В телефонном интервью Дюпюи объяснил: «Естественно, я не могу разглашать то, что происходило у меня на приеме. Эти сведения были конфиденциальными и остаются таковыми. Но можно сказать, что Остриан обладала неуравновешенной психикой, по крайней мере, на протяжении десяти лет. Она истеричка».

— Истеричка. — Джулия была потрясена. — Они только что использовали слово, которого избегали годами. Они прекрасно знают, что это конверсивное нарушение, но всегда говорили посторонним, что моя слепота вызвана физическими причинами.
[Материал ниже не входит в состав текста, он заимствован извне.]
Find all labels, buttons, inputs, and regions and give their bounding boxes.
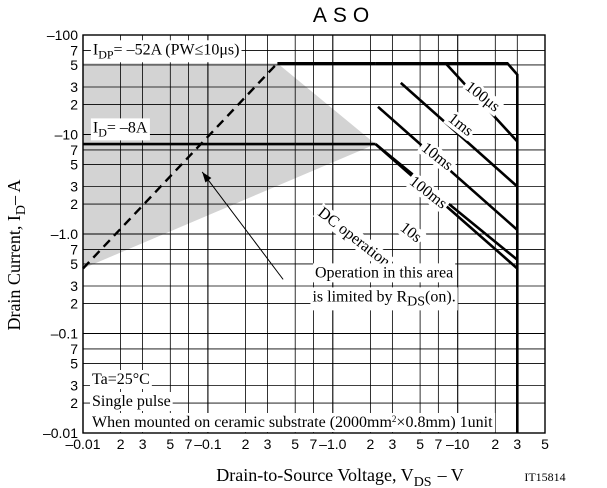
curve-label-c100ms: 100ms	[404, 171, 452, 214]
y-tick-label: 2	[70, 296, 78, 312]
rds-limit-line	[82, 62, 279, 270]
plot-frame	[82, 34, 546, 434]
condition-temperature: Ta=25°C	[90, 370, 152, 389]
svg-text:is limited by RDS(on).: is limited by RDS(on).	[312, 288, 455, 309]
x-tick-label: 5	[291, 436, 299, 452]
x-tick-label: 3	[388, 436, 396, 452]
svg-text:100ms: 100ms	[406, 173, 450, 213]
condition-substrate: When mounted on ceramic substrate (2000m…	[90, 413, 496, 432]
y-tick-label: 2	[70, 97, 78, 113]
y-tick-label: 3	[70, 378, 78, 394]
y-tick-label: –1.0	[51, 226, 78, 242]
x-tick-label: 5	[541, 436, 549, 452]
y-axis-title: Drain Current, ID– A	[4, 179, 29, 330]
condition-pulse: Single pulse	[90, 392, 173, 411]
y-tick-label: 5	[70, 256, 78, 272]
svg-text:When mounted on ceramic substr: When mounted on ceramic substrate (2000m…	[92, 414, 493, 431]
x-tick-label: –10	[446, 436, 470, 452]
x-tick-label: 7	[185, 436, 193, 452]
x-tick-label: –0.1	[194, 436, 221, 452]
y-tick-label: –10	[55, 127, 79, 143]
y-tick-label: 7	[70, 42, 78, 58]
series-line-3	[399, 81, 519, 188]
tick-label-layer: –0.01 2 3 5 7 –0.1 2 3 5 7 –1.0 2 3 5 7 –10 2 3 5–1007532–…	[43, 27, 549, 452]
y-tick-label: 7	[70, 142, 78, 158]
y-tick-label: 3	[70, 179, 78, 195]
y-tick-label: –0.1	[51, 326, 78, 342]
x-axis-title: Drain-to-Source Voltage, VDS – V	[216, 465, 464, 488]
figure-id: IT15814	[524, 470, 565, 484]
x-tick-label: 7	[434, 436, 442, 452]
y-tick-label: 3	[70, 278, 78, 294]
x-tick-label: –0.01	[65, 436, 100, 452]
x-tick-label: 3	[264, 436, 272, 452]
svg-text:IDP= –52A (PW≤10μs): IDP= –52A (PW≤10μs)	[93, 41, 240, 61]
callout-line-1: Operation in this area	[313, 263, 456, 283]
x-tick-label: 3	[513, 436, 521, 452]
grid-layer	[82, 34, 546, 434]
curve-label-cdc: DC operation	[312, 202, 395, 273]
y-tick-label: 3	[70, 79, 78, 95]
svg-text:ID= –8A: ID= –8A	[93, 119, 148, 139]
y-tick-label: 2	[70, 395, 78, 411]
y-tick-label: 5	[70, 156, 78, 172]
curve-label-c10s: 10s	[395, 217, 427, 248]
callout-arrow-head	[202, 172, 212, 183]
y-tick-label: –100	[47, 27, 78, 43]
x-tick-label: 7	[310, 436, 318, 452]
rds-limited-region	[83, 63, 376, 269]
svg-text:10s: 10s	[397, 219, 425, 246]
x-tick-label: 2	[242, 436, 250, 452]
x-tick-label: 2	[117, 436, 125, 452]
svg-text:DC operation: DC operation	[314, 204, 393, 271]
annotation-id: ID= –8A	[90, 118, 150, 141]
callout-line-2: is limited by RDS(on).	[310, 287, 458, 311]
svg-text:Operation in this area: Operation in this area	[315, 264, 453, 281]
x-tick-label: 5	[416, 436, 424, 452]
svg-text:Single pulse: Single pulse	[92, 393, 171, 410]
series-line-1	[375, 62, 519, 433]
shaded-area-layer	[83, 63, 376, 269]
y-tick-label: 7	[70, 341, 78, 357]
chart-title: ASO	[313, 4, 375, 27]
curve-label-c100us: 100μs	[460, 76, 505, 117]
y-tick-label: 2	[70, 196, 78, 212]
y-tick-label: 7	[70, 241, 78, 257]
x-tick-label: 2	[366, 436, 374, 452]
svg-text:100μs: 100μs	[462, 78, 503, 115]
x-tick-label: 3	[139, 436, 147, 452]
x-tick-label: –1.0	[319, 436, 346, 452]
annotation-idp: IDP= –52A (PW≤10μs)	[90, 40, 242, 63]
x-tick-label: 2	[491, 436, 499, 452]
y-tick-label: –0.01	[43, 425, 78, 441]
svg-text:Drain Current, ID– A: Drain Current, ID– A	[4, 179, 29, 330]
curve-label-c10ms: 10ms	[416, 138, 458, 176]
svg-text:Ta=25°C: Ta=25°C	[92, 371, 150, 388]
y-tick-label: 5	[70, 355, 78, 371]
callout-arrow-line	[201, 171, 284, 280]
x-tick-label: 5	[166, 436, 174, 452]
y-tick-label: 5	[70, 57, 78, 73]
Они хотели избежать позорного клейма... предубеждения против всего, что хоть отдаленно напоминало о болезни психики. И теперь, только для того, чтобы навязать всему миру выгодное для них мнение, Дюпюи называет меня опасной!

Негодование поднялось у нее в груди, а на щеках проступил румянец.

— Этот подлец Дюпюи, — прорычала она. — И Крей-тон хорош! Почему? Это лишено смысла.

— Простите меня, — тихо сказал Сэм, — я знаю, что Редмонды дороги вам. Но я только что прочел выдержки из заявлений всех ваших дядьев. Позвольте сказать вам, что ваше чувство отнюдь не взаимно. Они сделали все, Остриан, чтобы вы пребывали в неопределенности.

Она закрыла глаза. Затем снова широко раскрыла.

— Теперь у полиции есть не только оружие, которым я якобы убила Ориона, и обстоятельства совершения убийства. У них теперь есть недостающий компонент, чтобы обвинение против меня было законченным, — мотив. И мотив состоит в том, что я сошла с ума! Меня подставляют так, чтобы свалить на меня вину за смерть Ориона. Это не может быть ни ошибкой, ни совпадением. Это делается преднамеренно!